# pgEdge Document Loader
## Overview
The pgEdge Document Loader is a tool written in GoLang, designed to load the
content from a directory or file into the specified columns in a table in a
PostgreSQL database.
## Configuration
The tool will include a -config command line option, to which the user can
optionally provide a YAML configuration file.
The tool will include command line options, and config file support for all
configurable functionality, except for the PostgreSQL password which will
be taken (in order of priority) from the PGPASSWORD environment variable, from
the user's .pgpass file (as libpq does), or via interactive command line
prompt.
The intent of the configuration file is to allow the user to create a reusable
configuration for specific tasks that they expect to repeat. When a
configuration file is used, all paths (e.g. for the source documents, client
certificates etc.) should be assumed to be relative to the location of the
configuration file, unless the paths are absolute. If no configuration file is
used, relative paths should be relative to the current working directory.
## Document Support
The user will provide a "-source" option to the tool on the command line or in
the config file. This will be the path either to a single file, a path to a
directory containing zero or more files, or a glob pattern.

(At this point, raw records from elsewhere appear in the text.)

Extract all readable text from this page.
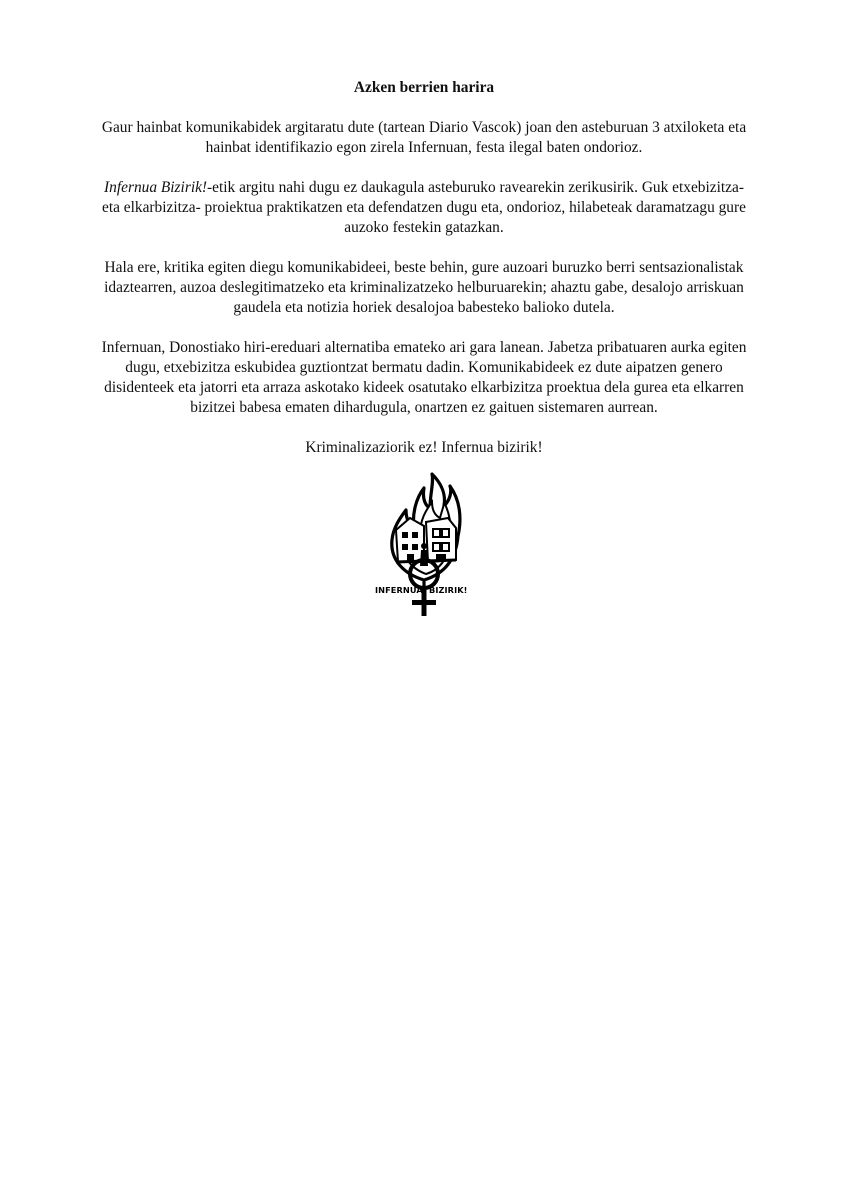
Azken berrien harira
Gaur hainbat komunikabidek argitaratu dute (tartean Diario Vascok) joan den asteburuan 3 atxiloketa eta hainbat identifikazio egon zirela Infernuan, festa ilegal baten ondorioz.
Infernua Bizirik!-etik argitu nahi dugu ez daukagula asteburuko ravearekin zerikusirik. Guk etxebizitza- eta elkarbizitza- proiektua praktikatzen eta defendatzen dugu eta, ondorioz, hilabeteak daramatzagu gure auzoko festekin gatazkan.
Hala ere, kritika egiten diegu komunikabideei, beste behin, gure auzoari buruzko berri sentsazionalistak idaztearren, auzoa deslegitimatzeko eta kriminalizatzeko helburuarekin; ahaztu gabe, desalojo arriskuan gaudela eta notizia horiek desalojoa babesteko balioko dutela.
Infernuan, Donostiako hiri-ereduari alternatiba emateko ari gara lanean. Jabetza pribatuaren aurka egiten dugu, etxebizitza eskubidea guztiontzat bermatu dadin. Komunikabideek ez dute aipatzen genero disidenteek eta jatorri eta arraza askotako kideek osatutako elkarbizitza proektua dela gurea eta elkarren bizitzei babesa ematen dihardugula, onartzen ez gaituen sistemaren aurrean.
Kriminalizaziorik ez! Infernua bizirik!
INFERNUA BIZIRIK!
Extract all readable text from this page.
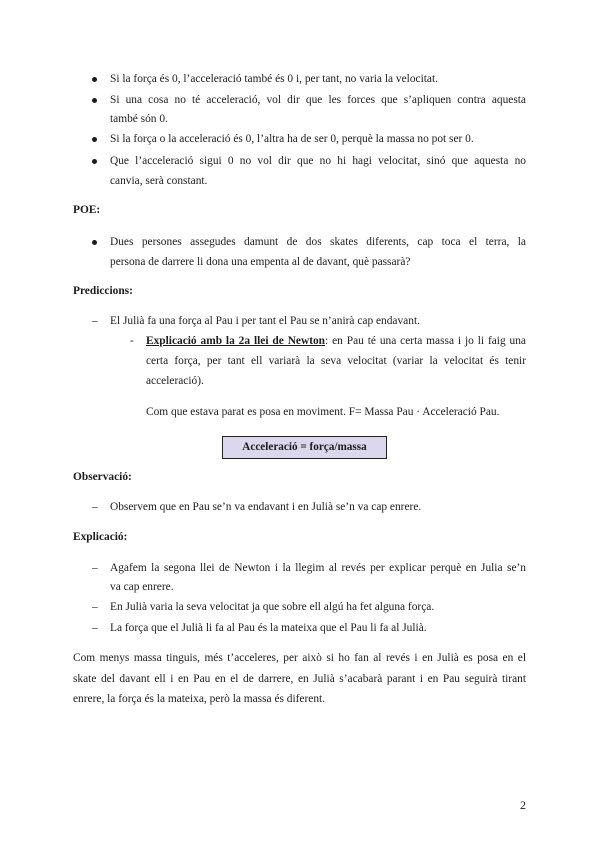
Si la força és 0, l’acceleració també és 0 i, per tant, no varia la velocitat.
Si una cosa no té acceleració, vol dir que les forces que s’apliquen contra aquesta
també són 0.
Si la força o la acceleració és 0, l’altra ha de ser 0, perquè la massa no pot ser 0.
Que l’acceleració sigui 0 no vol dir que no hi hagi velocitat, sinó que aquesta no
canvia, serà constant.
POE:
Dues persones assegudes damunt de dos skates diferents, cap toca el terra, la
persona de darrere li dona una empenta al de davant, què passarà?
Prediccions:
– El Julià fa una força al Pau i per tant el Pau se n’anirà cap endavant.
- Explicació amb la 2a llei de Newton: en Pau té una certa massa i jo li faig una
certa força, per tant ell variarà la seva velocitat (variar la velocitat és tenir
acceleració).
Com que estava parat es posa en moviment. F= Massa Pau · Acceleració Pau.
Acceleració = força/massa
Observació:
– Observem que en Pau se’n va endavant i en Julià se’n va cap enrere.
Explicació:
– Agafem la segona llei de Newton i la llegim al revés per explicar perquè en Julia se’n
va cap enrere.
– En Julià varia la seva velocitat ja que sobre ell algú ha fet alguna força.
– La força que el Julià li fa al Pau és la mateixa que el Pau li fa al Julià.
Com menys massa tinguis, més t’acceleres, per això si ho fan al revés i en Julià es posa en el
skate del davant ell i en Pau en el de darrere, en Julià s’acabarà parant i en Pau seguirà tirant
enrere, la força és la mateixa, però la massa és diferent.
2
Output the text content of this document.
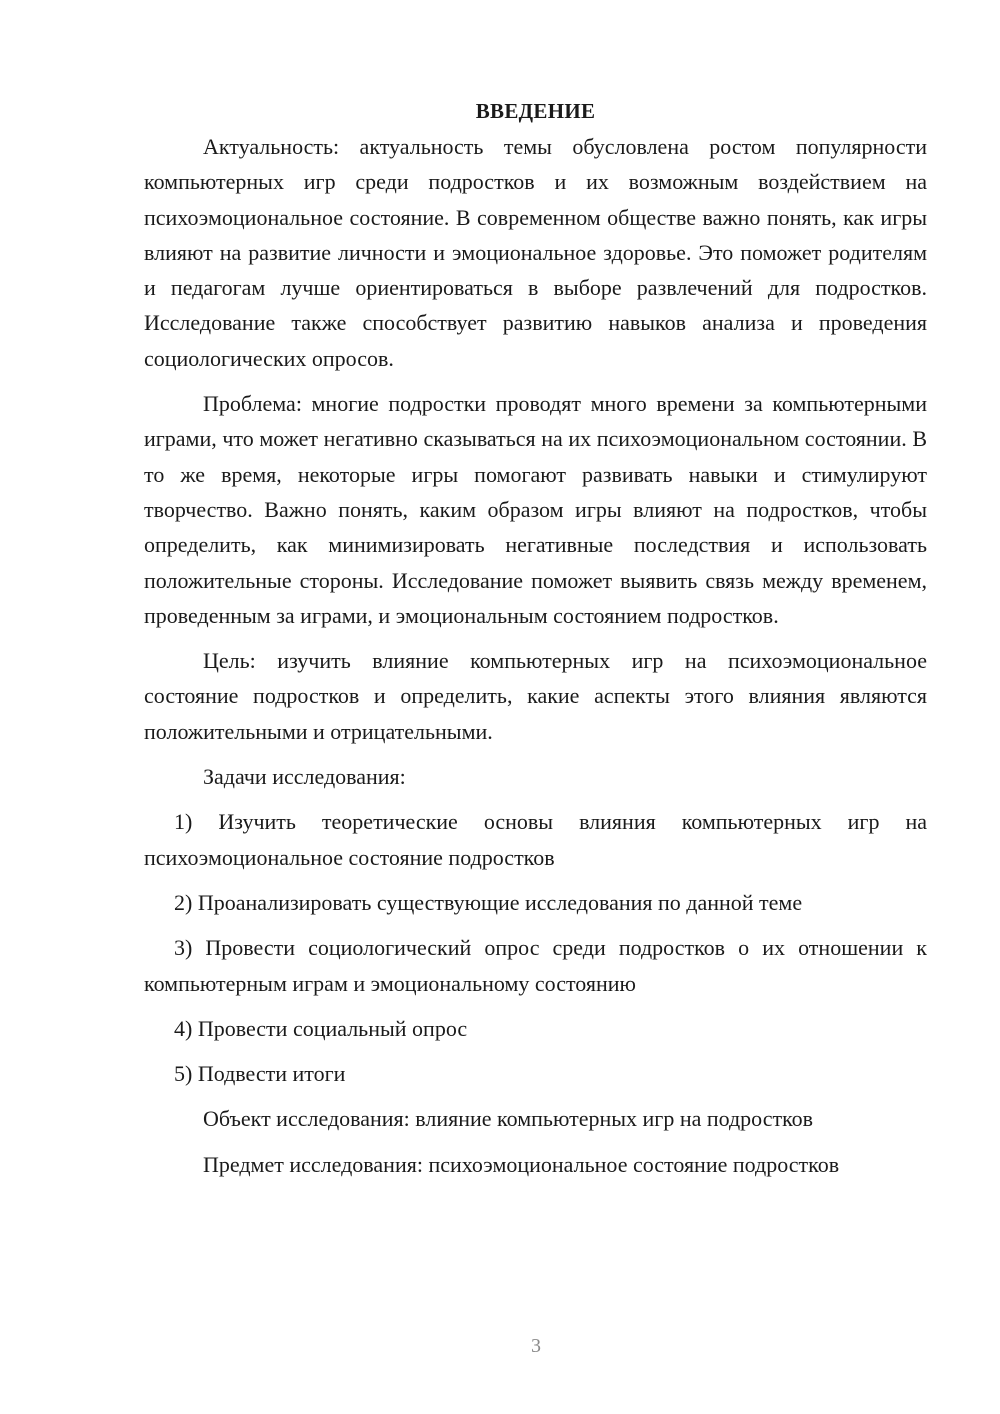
ВВЕДЕНИЕ

Актуальность: актуальность темы обусловлена ростом популярности компьютерных игр среди подростков и их возможным воздействием на психоэмоциональное состояние. В современном обществе важно понять, как игры влияют на развитие личности и эмоциональное здоровье. Это поможет родителям и педагогам лучше ориентироваться в выборе развлечений для подростков. Исследование также способствует развитию навыков анализа и проведения социологических опросов.

Проблема: многие подростки проводят много времени за компьютерными играми, что может негативно сказываться на их психоэмоциональном состоянии. В то же время, некоторые игры помогают развивать навыки и стимулируют творчество. Важно понять, каким образом игры влияют на подростков, чтобы определить, как минимизировать негативные последствия и использовать положительные стороны. Исследование поможет выявить связь между временем, проведенным за играми, и эмоциональным состоянием подростков.

Цель: изучить влияние компьютерных игр на психоэмоциональное состояние подростков и определить, какие аспекты этого влияния являются положительными и отрицательными.

Задачи исследования:

1) Изучить теоретические основы влияния компьютерных игр на психоэмоциональное состояние подростков

2) Проанализировать существующие исследования по данной теме

3) Провести социологический опрос среди подростков о их отношении к компьютерным играм и эмоциональному состоянию

4) Провести социальный опрос

5) Подвести итоги

Объект исследования: влияние компьютерных игр на подростков

Предмет исследования: психоэмоциональное состояние подростков

3
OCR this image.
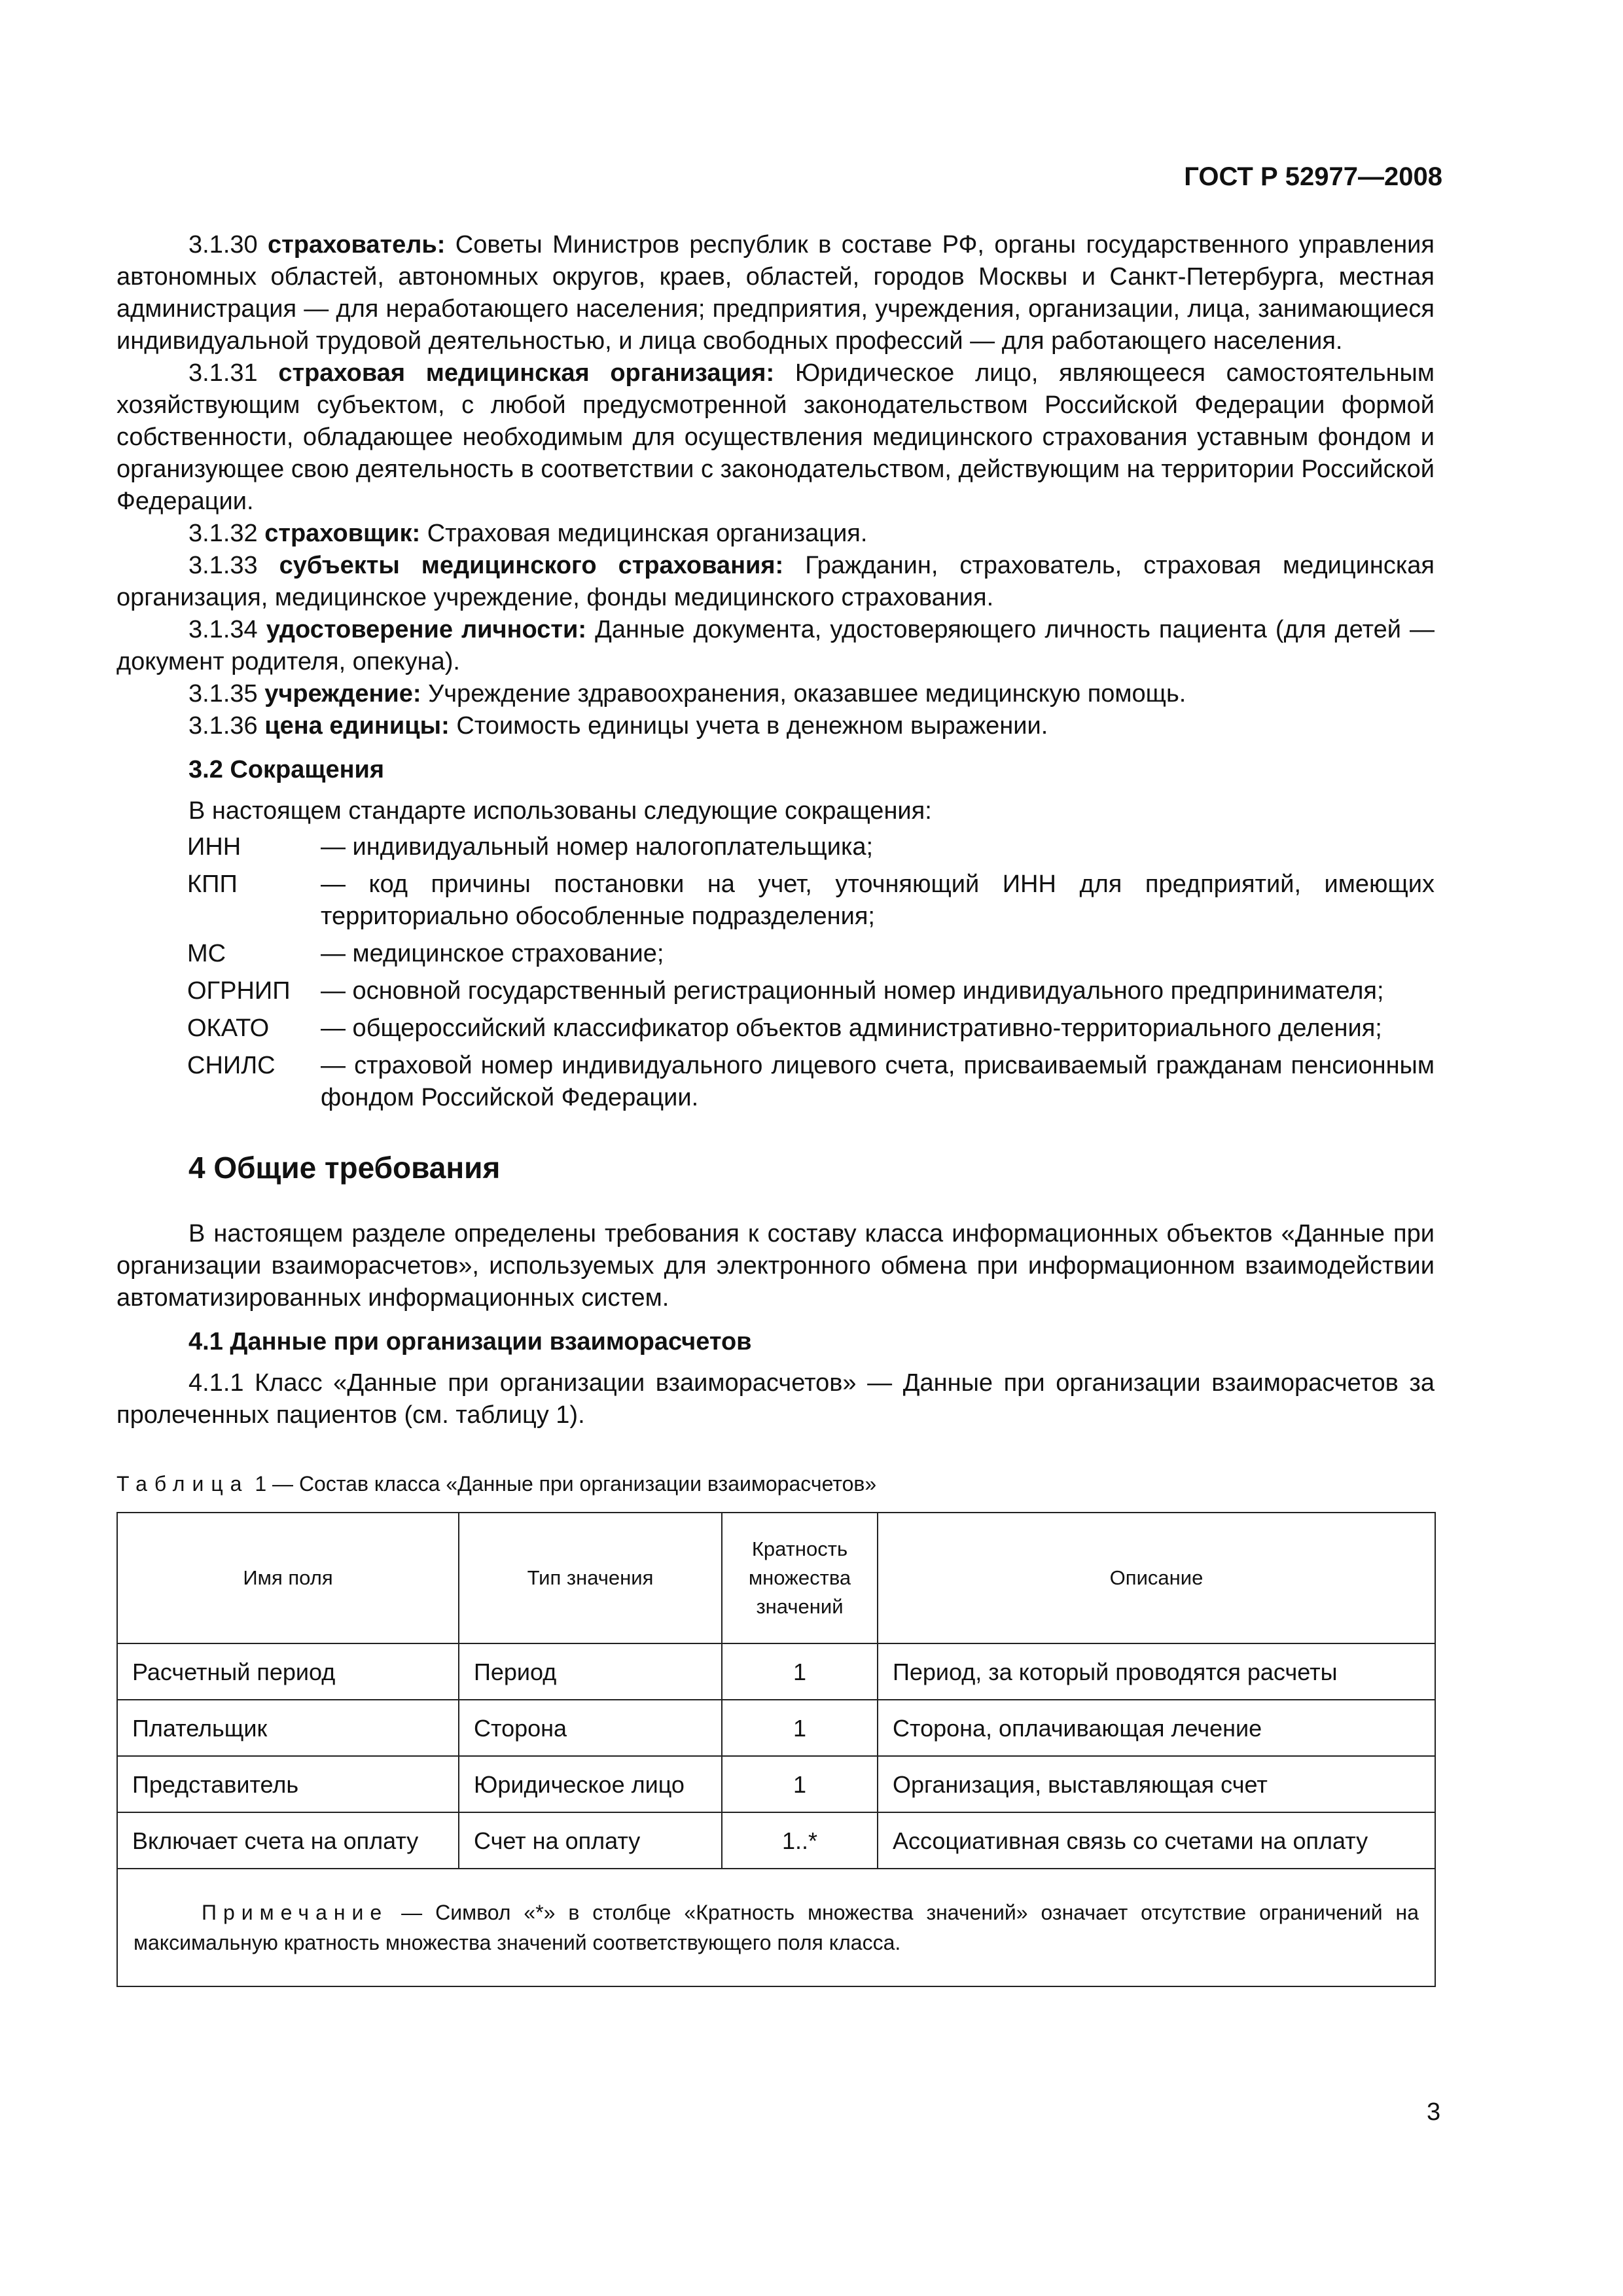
ГОСТ Р 52977—2008

3.1.30 страхователь: Советы Министров республик в составе РФ, органы государственного управления автономных областей, автономных округов, краев, областей, городов Москвы и Санкт-Петербурга, местная администрация — для неработающего населения; предприятия, учреждения, организации, лица, занимающиеся индивидуальной трудовой деятельностью, и лица свободных профессий — для работающего населения.

3.1.31 страховая медицинская организация: Юридическое лицо, являющееся самостоятельным хозяйствующим субъектом, с любой предусмотренной законодательством Российской Федерации формой собственности, обладающее необходимым для осуществления медицинского страхования уставным фондом и организующее свою деятельность в соответствии с законодательством, действующим на территории Российской Федерации.

3.1.32 страховщик: Страховая медицинская организация.

3.1.33 субъекты медицинского страхования: Гражданин, страхователь, страховая медицинская организация, медицинское учреждение, фонды медицинского страхования.

3.1.34 удостоверение личности: Данные документа, удостоверяющего личность пациента (для детей — документ родителя, опекуна).

3.1.35 учреждение: Учреждение здравоохранения, оказавшее медицинскую помощь.

3.1.36 цена единицы: Стоимость единицы учета в денежном выражении.

3.2 Сокращения

В настоящем стандарте использованы следующие сокращения:

ИНН	— индивидуальный номер налогоплательщика;
КПП	— код причины постановки на учет, уточняющий ИНН для предприятий, имеющих территориально обособленные подразделения;
МС	— медицинское страхование;
ОГРНИП	— основной государственный регистрационный номер индивидуального предпринимателя;
ОКАТО	— общероссийский классификатор объектов административно-территориального деления;
СНИЛС	— страховой номер индивидуального лицевого счета, присваиваемый гражданам пенсионным фондом Российской Федерации.
4 Общие требования

В настоящем разделе определены требования к составу класса информационных объектов «Данные при организации взаиморасчетов», используемых для электронного обмена при информационном взаимодействии автоматизированных информационных систем.

4.1 Данные при организации взаиморасчетов

4.1.1 Класс «Данные при организации взаиморасчетов» — Данные при организации взаиморасчетов за пролеченных пациентов (см. таблицу 1).

Таблица 1 — Состав класса «Данные при организации взаиморасчетов»
Имя поля	Тип значения	Кратность множества значений	Описание
Расчетный период	Период	1	Период, за который проводятся расчеты
Плательщик	Сторона	1	Сторона, оплачивающая лечение
Представитель	Юридическое лицо	1	Организация, выставляющая счет
Включает счета на оплату	Счет на оплату	1..*	Ассоциативная связь со счетами на оплату
Примечание — Символ «*» в столбце «Кратность множества значений» означает отсутствие ограничений на максимальную кратность множества значений соответствующего поля класса.			
3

The tool will process either the specified file, or all files in the directory
or matching the glob pattern, provided they are of a supported type. If an
unsupported file type is provided as a single file name, the tool will exit
with a user-friendly error. If an unsupported file type is encountered in a
directory or from a glob pattern, it will simply be skipped with a
user-friendly info message to the user.
## Document Formats
The tool will automatically detect the source document format, and convert the
content to Markdown. Where possible, it will extract the document title, e.g.
from the
tag in an HTML document, or if the source is Markdown already,
from a line starting with a top-level title marker at the beginning of the
document (after any metadata).
The tool should support input documents in HTML (.html/.htm), Markdown (.md),
and reStructuredText (.rst).
## Metadata Extraction
The tool will extract (where possible), the filename of the document including
any path (for example, if the -source option is set to docs/ or docs/*.md, the
filename might be docs/index.md, but if it's set to ./ or ./* it might simply
be index.md). A command line option (--strip-path) will be provided, in which
case only the actual filename will be recorded.
Additionally, the unaltered source of the document will be extracted, along
with the last modification date (from the filesystem), and of course, the
converted Markdown text.
## Database Insertion
The user will provide configuration values to connect to the PostgreSQL
database, using either a username and password or client certificates.
They will also provide the name of the database table into which to save the
processed document, along with the names of the columns to use. Where no
column is provided for a particular piece of data, it will simple be skipped.
Column names for the following pieces of data may be supplied:
* doc_title + Receives the title of the document, where available.
* doc_content - Receives the content of the document.
* source_content - Receives the unmodified source content of the document.
Must be a bytea column.
* file_name + Receives the name of the source file, including the path if not
stripped.
* file_created - Receives the timestamp of the source file creation, where
available.
* file_modified + Receives the timestamp of the source file's last
modification creation, where available.
* row_created - Receives the timestamp of the insertion of the database row.
* row_updated + Receives the timestamp of the last update to the row.
The tool will construct an SQL query for each processed document to perform
the INSERT, inserting into the table and columns specified by the user.
A -update configuration option will also be provided. If this is specified,
the tool will update a pre-existing row, matched by the filename, if present.
If not present, it will insert a new row.
All database updates/inserts will be performed in a single transaction. If any
processing or database errors occur, the tool will rollback the transaction
and exit with a useful and user friendly error message.
## Status Summary
When the tool exits, it will print a summary of the work completed.